Il riferimento di Andò per la costruzione del personaggio e del testo è il romanzo di Colm Tóibín, La casa dei nomi, ma anche ovviamente l’Orestea di Eschilo. Il mito in cui si inserisce la storia di Clitennestra è quello atroce e funesto degli Atridi. La colpa che si trasmette ereditariamente di padre in figlio è quella del capostipite che si declina sempre ed inevitabilmente nelle forme del delitto infame ed efferato, del delitto familiare. La colpa indicibile di Atreo diventerà la colpa di un padre, Agamennone, che uccide sua figlia, la colpa di una moglie, Clitennestra, che spegne con il sangue la sua sete di vendetta, la colpa di un figlio, Oreste, che vendica suo padre con il delitto. 

Il tempo della storia è un tempo enorme, che non può coincidere con il tempo della narrazione e che sfugge a un ordine cronologico: è il tempo del dolore, dell’offesa subita, del rancore, della vendetta pianificata, ponderata, meditata e poi finalmente consumata; è il tempo della follia che è figlia di tutto il sangue versato, la follia che nasce e si alimenta in un nucleo familiare che si sgretola sotto i colpi dell’offesa, dell’individualismo spietato, della sete di vendetta. 

Diversamente da Eschilo, Tóibín e con lui Andò si sottraggono al giudizio: sulla scena a parlare è solo il dolore, il rancore, la perdita. Le donne di questo mito, che sono le vere protagoniste della Clitennestra di Andò, urlano in scena tutto il dolore e la follia che la violenza subita ha generato in loro. Clitennestra (Isabella Ragonese), Ifigenia (Arianna Becheroni) ed Elettra (Anita Serafini) regalano un’interpretazione intensa, patetica e drammatica delle più profonde ferite che la violenza, l’abbandono e la solitudine possono infliggere all’essere umano.
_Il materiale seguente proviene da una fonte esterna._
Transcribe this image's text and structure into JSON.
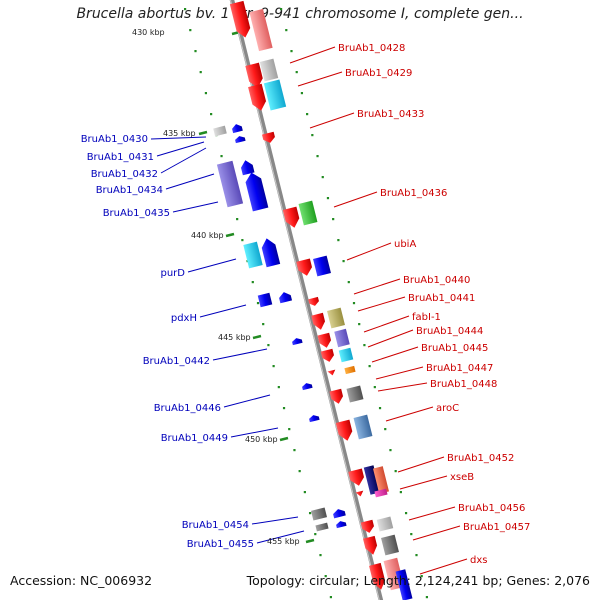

Sono ferite inferte da uomini fragili e vili come Agamennone (Ivan Alovisio) a donne che con forza, dignità e determinazione cercano di portare avanti esistenze ormai piegate, corrose e compromesse dalla sofferenza, dall’offesa, dal rancore. Nella Clitennestra di Andò, dunque, non c’è giudizio morale, non c’è condanna, ma solo la ricerca dalla quale emergono le ragioni umane di tanto sangue. 
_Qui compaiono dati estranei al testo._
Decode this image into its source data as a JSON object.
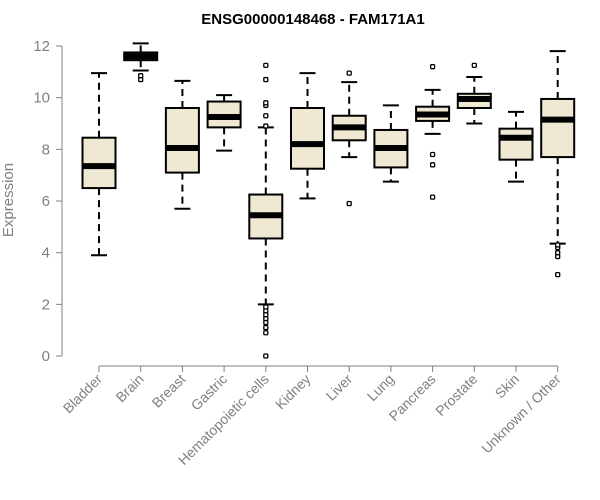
{
  "chart_data": {
    "type": "boxplot",
    "title": "ENSG00000148468 - FAM171A1",
    "xlabel": "",
    "ylabel": "Expression",
    "ylim": [
      0,
      12
    ],
    "yticks": [
      0,
      2,
      4,
      6,
      8,
      10,
      12
    ],
    "box_fill": "#efe8d2",
    "categories": [
      "Bladder",
      "Brain",
      "Breast",
      "Gastric",
      "Hematopoietic cells",
      "Kidney",
      "Liver",
      "Lung",
      "Pancreas",
      "Prostate",
      "Skin",
      "Unknown / Other"
    ],
    "series": [
      {
        "name": "Bladder",
        "whisker_low": 3.9,
        "q1": 6.5,
        "median": 7.35,
        "q3": 8.45,
        "whisker_high": 10.95,
        "outliers": []
      },
      {
        "name": "Brain",
        "whisker_low": 11.05,
        "q1": 11.45,
        "median": 11.6,
        "q3": 11.75,
        "whisker_high": 12.1,
        "outliers": [
          10.7,
          10.85
        ]
      },
      {
        "name": "Breast",
        "whisker_low": 5.7,
        "q1": 7.1,
        "median": 8.05,
        "q3": 9.6,
        "whisker_high": 10.65,
        "outliers": []
      },
      {
        "name": "Gastric",
        "whisker_low": 7.95,
        "q1": 8.85,
        "median": 9.25,
        "q3": 9.85,
        "whisker_high": 10.1,
        "outliers": []
      },
      {
        "name": "Hematopoietic cells",
        "whisker_low": 2.0,
        "q1": 4.55,
        "median": 5.45,
        "q3": 6.25,
        "whisker_high": 8.85,
        "outliers": [
          0.0,
          0.9,
          1.1,
          1.3,
          1.45,
          1.6,
          1.75,
          1.9,
          8.9,
          9.3,
          9.7,
          9.8,
          10.7,
          11.25
        ]
      },
      {
        "name": "Kidney",
        "whisker_low": 6.1,
        "q1": 7.25,
        "median": 8.2,
        "q3": 9.6,
        "whisker_high": 10.95,
        "outliers": []
      },
      {
        "name": "Liver",
        "whisker_low": 7.7,
        "q1": 8.35,
        "median": 8.85,
        "q3": 9.3,
        "whisker_high": 10.6,
        "outliers": [
          5.9,
          10.95
        ]
      },
      {
        "name": "Lung",
        "whisker_low": 6.75,
        "q1": 7.3,
        "median": 8.05,
        "q3": 8.75,
        "whisker_high": 9.7,
        "outliers": []
      },
      {
        "name": "Pancreas",
        "whisker_low": 8.6,
        "q1": 9.1,
        "median": 9.35,
        "q3": 9.65,
        "whisker_high": 10.3,
        "outliers": [
          6.15,
          7.4,
          7.8,
          11.2
        ]
      },
      {
        "name": "Prostate",
        "whisker_low": 9.0,
        "q1": 9.6,
        "median": 9.95,
        "q3": 10.15,
        "whisker_high": 10.8,
        "outliers": [
          11.25
        ]
      },
      {
        "name": "Skin",
        "whisker_low": 6.75,
        "q1": 7.6,
        "median": 8.45,
        "q3": 8.8,
        "whisker_high": 9.45,
        "outliers": []
      },
      {
        "name": "Unknown / Other",
        "whisker_low": 4.35,
        "q1": 7.7,
        "median": 9.15,
        "q3": 9.95,
        "whisker_high": 11.8,
        "outliers": [
          3.15,
          3.85,
          4.0,
          4.2,
          4.3
        ]
      }
    ]
  }
}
Ad assistere a questo teatro di sangue e sentimenti c’è un coro muto, spettatore e allo stesso tempo testimone silente, dall’estetica pirandelliana e primo-novecentesca. Del popolo che assiste muto alle oscenità che si consumano, solo una donna (Katia Gargano) prende la parola per tentare di spiegare, di dipanare quanto avviene sulla scena, quanto sta accadendo nella torbida interiorità dei personaggi. 

A rendere ancora più inquietante la Clitennestra di Andò è una scena mirabilmente costruita da Gianni Carlucci, in cui la morte è protagonista assoluta. Lapidi, terra e sangue sono il tessuto di una scena agghiacciante e disturbante in cui i personaggi si muovono con agilità e disinvoltura macabre. 

Andò riesce dunque nell’impresa non facile di restituire con fedeltà e autenticità il dramma del mito degli Atridi. Non ci sono forzature, tentativi sterili di attualizzazione del mito, morali spicciole ad accompagnare un mito che ha nel suo tessuto la potenza della tragedia.